We’re excited to have Tony Campolo as one of our NYWC speakers. This blog post is a great start to the conversations he’ll be navigating in his seminar: When Your Kid Walks Away from the Faith. Check out more information HERE.
I was recently asked what I have learned about staying alive spiritually in my old age. In reality I have to say that I am not some kind of sage who has figured out the answer to that question. I’m still struggling to become a mature Christian. If there is any passage of scripture that defines my existential situation it is what Saint Paul wrote in Philippians 3:13-14 where he tells me that even in the later part of his ministry he had not yet apprehended the high calling of God and, that like a sprinter in a 100 meter dash, he is still pressing toward the goal, which is to become Christ like.
One of the surprising things I’ve learned is that as the years have transpired I have come to realize that there are fewer and fewer things that I once held as theological certainties that I don’t pay much attention to the anymore; but what I do hold on to, I hold on to with a tenacity that verges on desperation! Doctrines I once believed were life and death issues don’t seem so important anymore, while, on the other hand, I am more aware and more committed to a simple affirmation that Jesus Chris is Lord, Savior and God.
As the end of life draws nearer and nearer I grow ever more aware that my destiny is in no way dependent on anything that I might have thought had earned me credit with God and that everything is dependent on what Jesus did for me on Calvary’s tree, and what the resurrected Christ is now doing to me and in me.
Every day I take time to allow Him to reach out across time and space, connect with my heart, mind and soul, and absorb out of me those dark dimensions of who and what I’ve been. Every day I set aside time to let Him cleanse me. I know I have been forgiven but I sense that the “cleansing” is an ongoing process. My prayers are often times of surrendering in quietude to the one who has begun a good work in me and is still doing that work in me as a ongoing manner.
The second thing that comes to mind as I try to answer the question is that the sense of God’s presence is most evident for me when I am sharing Jesus with others. The more I talk about Him the more real He is to me. I feel Him working through me when I am sharing my faith with others. Witnessing for Christ is not something I do out of obligation but out of spiritual necessity. An energy of God flows through me as I do all that I can to pour myself into giving Christ to another person or persons. This impacts me more than anyone else can imagine. I will go on witnessing, preaching and teaching Christ as long as I can because I need that assurance of His indwelling presence that becomes vibrantly real when I am sharing the Jesus story of salvation.

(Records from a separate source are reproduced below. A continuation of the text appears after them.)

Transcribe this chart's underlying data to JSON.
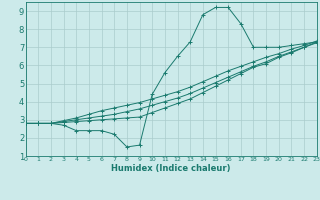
{
  "bg_color": "#cceaea",
  "grid_color": "#aacccc",
  "line_color": "#1a7a6e",
  "xlabel": "Humidex (Indice chaleur)",
  "xlim": [
    0,
    23
  ],
  "ylim": [
    1,
    9.5
  ],
  "xticks": [
    0,
    1,
    2,
    3,
    4,
    5,
    6,
    7,
    8,
    9,
    10,
    11,
    12,
    13,
    14,
    15,
    16,
    17,
    18,
    19,
    20,
    21,
    22,
    23
  ],
  "yticks": [
    1,
    2,
    3,
    4,
    5,
    6,
    7,
    8,
    9
  ],
  "series": [
    {
      "x": [
        0,
        1,
        2,
        3,
        4,
        5,
        6,
        7,
        8,
        9,
        10,
        11,
        12,
        13,
        14,
        15,
        16,
        17,
        18,
        19,
        20,
        21,
        22,
        23
      ],
      "y": [
        2.8,
        2.8,
        2.8,
        2.7,
        2.4,
        2.4,
        2.4,
        2.2,
        1.5,
        1.6,
        4.4,
        5.6,
        6.5,
        7.3,
        8.8,
        9.2,
        9.2,
        8.3,
        7.0,
        7.0,
        7.0,
        7.1,
        7.2,
        7.3
      ]
    },
    {
      "x": [
        0,
        1,
        2,
        3,
        4,
        5,
        6,
        7,
        8,
        9,
        10,
        11,
        12,
        13,
        14,
        15,
        16,
        17,
        18,
        19,
        20,
        21,
        22,
        23
      ],
      "y": [
        2.8,
        2.8,
        2.8,
        2.85,
        2.9,
        2.95,
        3.0,
        3.05,
        3.1,
        3.15,
        3.4,
        3.65,
        3.9,
        4.15,
        4.5,
        4.85,
        5.2,
        5.55,
        5.9,
        6.1,
        6.45,
        6.7,
        7.0,
        7.25
      ]
    },
    {
      "x": [
        0,
        1,
        2,
        3,
        4,
        5,
        6,
        7,
        8,
        9,
        10,
        11,
        12,
        13,
        14,
        15,
        16,
        17,
        18,
        19,
        20,
        21,
        22,
        23
      ],
      "y": [
        2.8,
        2.8,
        2.8,
        2.9,
        3.0,
        3.1,
        3.2,
        3.3,
        3.45,
        3.6,
        3.8,
        4.0,
        4.2,
        4.45,
        4.75,
        5.05,
        5.35,
        5.65,
        5.95,
        6.2,
        6.5,
        6.75,
        7.0,
        7.3
      ]
    },
    {
      "x": [
        0,
        1,
        2,
        3,
        4,
        5,
        6,
        7,
        8,
        9,
        10,
        11,
        12,
        13,
        14,
        15,
        16,
        17,
        18,
        19,
        20,
        21,
        22,
        23
      ],
      "y": [
        2.8,
        2.8,
        2.8,
        2.95,
        3.1,
        3.3,
        3.5,
        3.65,
        3.8,
        3.95,
        4.15,
        4.35,
        4.55,
        4.8,
        5.1,
        5.4,
        5.7,
        5.95,
        6.2,
        6.45,
        6.65,
        6.9,
        7.1,
        7.35
      ]
    }
  ]
}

The third thing that comes to mind when I think about what keeps me alive spiritually is what happens to me when I read the Bible. I am not much of a scholar when it comes to scripture, instead, I am more of a mystic. When I read scripture I do it slowly and after just two or three verses I stop, close my eyes, and wait for God’s spirit to say something to me through the verses I had just read. God says different things to me at different times through the very same verses. On one occasion a passage can lift me out of the doldrums and give me the encouragement I need to do what I believe God wants me to do. At other times those same verses might address some heavy problem that had been bothering me. Still other times that same passage can inspire me to attempt new things for causes of God’s Kingdom.

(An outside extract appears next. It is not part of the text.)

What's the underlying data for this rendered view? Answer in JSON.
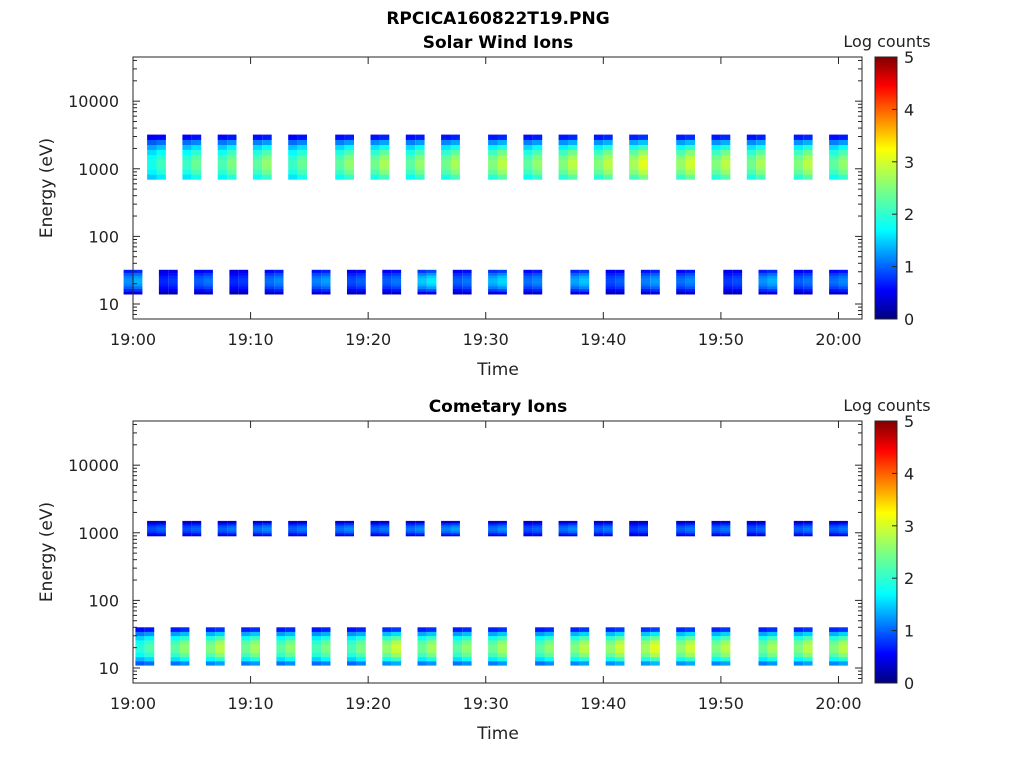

Finally, church proves for me to be of vital importance. Singing old hymns along with other Christians reinforces what I believe. Reciting the Apostle’s Creed echoes in my mind in a subliminal process, the faith I must always hold on to as I pass through various stages in life’s progression. Surrounded by people who sing and say what is the essence of Christian faith reinforces my capacity to stand over and against the ethos of the dominant secular materialistic culture that threatens to swallow me up.
I know the reader is looking for more profound insights, but the older I get the less profound I seem to become, and it is just such simple things, as I have just stated, that keeps me keeping on in the faith. I’ll try to say more profound things in my Youth Specialties seminar, but I thought these simple things are a good place to start.
Tony Campolo is Professor of Sociology at Eastern University, and was formerly on the faculty of the University of Pennsylvania. For 40 years, he founded and led the Evangelical Association for the Promotion of Education, and organization that created and supported programs serving needy communities in the Third World as well as in “at risk” neighborhoods across North America. More recently, Dr. Campolo has provided leadership for the Red Letter Christians movement. He blogs regularly at his own website. Tony and his wife Peggy live near Philadelphia, and have two children and four grandchildren.